Europe’s best bank for D&I 2026: BBVA

Few European banks have embedded diversity and inclusion as systematically as BBVA, which ties the agenda directly to governance, culture and business performance. The Spanish-headquartered group formally incorporated D&I into its strategic priorities in 2020 and reinforced this in 2022 with group-wide guidelines, giving local teams a common framework while allowing them to tailor initiatives to regional realities.

Governance sits at the centre of the approach. Senior leadership, including the chair and chief executive, reviews promotion data quarterly to track female progression, and executive remuneration is linked to diversity outcomes: 5% of long-term variable pay is tied to increasing female representation in management.

That accountability has translated into measurable progress. BBVA exceeded its target of 35% women in management in 2024 and reached 36.1% by the end of 2025, with further targets set for 2026. Women account for 47% of board members – seven of 15 directors – and 25% of the first executive layer. The progress is supported by structured talent programmes, visible role models and policies designed to improve work-life balance and career progression.

We found that on more than 50% of occasions, having a panel in the interview process changed the initial hiring decision

Cristina Gabriel

Measurement extends well beyond headline targets. The bank now assesses recruitment application by application, area by area, on a weekly basis, allowing it to interrogate why certain groups are underrepresented rather than simply noting that they are.

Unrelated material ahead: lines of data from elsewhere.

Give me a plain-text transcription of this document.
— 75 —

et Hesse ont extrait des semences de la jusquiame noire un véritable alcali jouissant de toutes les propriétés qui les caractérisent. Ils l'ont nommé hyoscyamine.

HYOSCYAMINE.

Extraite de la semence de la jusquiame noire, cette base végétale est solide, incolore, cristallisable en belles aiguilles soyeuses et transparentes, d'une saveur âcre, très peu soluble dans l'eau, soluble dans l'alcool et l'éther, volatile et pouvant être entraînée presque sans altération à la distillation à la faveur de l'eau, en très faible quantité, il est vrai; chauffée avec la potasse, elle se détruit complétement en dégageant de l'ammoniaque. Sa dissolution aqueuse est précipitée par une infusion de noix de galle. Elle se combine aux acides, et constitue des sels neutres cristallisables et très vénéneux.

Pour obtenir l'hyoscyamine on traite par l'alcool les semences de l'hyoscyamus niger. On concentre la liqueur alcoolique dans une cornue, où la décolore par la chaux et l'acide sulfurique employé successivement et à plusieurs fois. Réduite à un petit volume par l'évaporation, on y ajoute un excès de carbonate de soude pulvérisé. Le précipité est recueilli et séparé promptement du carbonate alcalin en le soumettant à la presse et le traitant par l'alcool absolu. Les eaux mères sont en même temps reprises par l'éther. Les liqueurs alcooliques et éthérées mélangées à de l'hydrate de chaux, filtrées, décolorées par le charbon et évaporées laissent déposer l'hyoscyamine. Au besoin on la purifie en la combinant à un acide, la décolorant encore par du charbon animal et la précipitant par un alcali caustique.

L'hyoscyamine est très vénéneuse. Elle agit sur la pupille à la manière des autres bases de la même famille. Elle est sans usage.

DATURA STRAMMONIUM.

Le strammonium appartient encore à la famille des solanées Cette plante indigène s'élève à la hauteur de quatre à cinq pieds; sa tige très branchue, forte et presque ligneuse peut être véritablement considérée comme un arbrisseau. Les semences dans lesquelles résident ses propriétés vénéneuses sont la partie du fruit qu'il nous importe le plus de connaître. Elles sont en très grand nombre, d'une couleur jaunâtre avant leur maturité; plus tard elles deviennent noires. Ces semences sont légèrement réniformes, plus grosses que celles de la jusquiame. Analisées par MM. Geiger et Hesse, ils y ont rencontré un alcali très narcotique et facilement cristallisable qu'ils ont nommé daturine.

Mechanisms such as the Rooney Rule ensure diverse shortlists, while inclusive job descriptions, structured interviews and diverse panels reduce reliance on individual judgement. “We found that on more than 50% of occasions, having a panel in the interview process changed the initial hiring decision,” says Cristina Gabriel, chief diversity, equity and inclusion officer at BBVA.

Beyond gender

BBVA’s strategy reaches across LGBTQI+ inclusion, disability, generational diversity and ethnicity. Its Be Yourself platform combines policy development, employee engagement and external advocacy, supported by formal equality agreements and transition-support protocols. The bank has endorsed the UN Standards of Conduct on LGBTQI+ inclusion and chaired Spain’s REDI corporate diversity network for three years.

On disability, the focus has shifted from compliance to capability, spanning recruitment, workplace adaptation and awareness. By 2025 BBVA employed 1,169 people with disabilities globally, supported by dedicated recruitment fairs and long-term partnerships such as its agreement with Spain’s ONCE Foundation. Generational diversity is addressed through initiatives targeting age-related bias, with a workforce that broadly mirrors the active population: millennials represent 36%, generation X 25%, generation Z 22% and employees over 50 the remaining 17%.

Underpinning each dimension are employee resource groups, which shape initiatives and ensure policies reflect lived experience. By aligning incentives with representation goals, tracking progress at a granular level and distributing execution across teams, BBVA has built a model that is both scalable and adaptable – one that treats inclusion as a continuous process rather than a fixed target. That combination of governance, data and cultural reinforcement makes it Europe’s best bank for diversity and inclusion.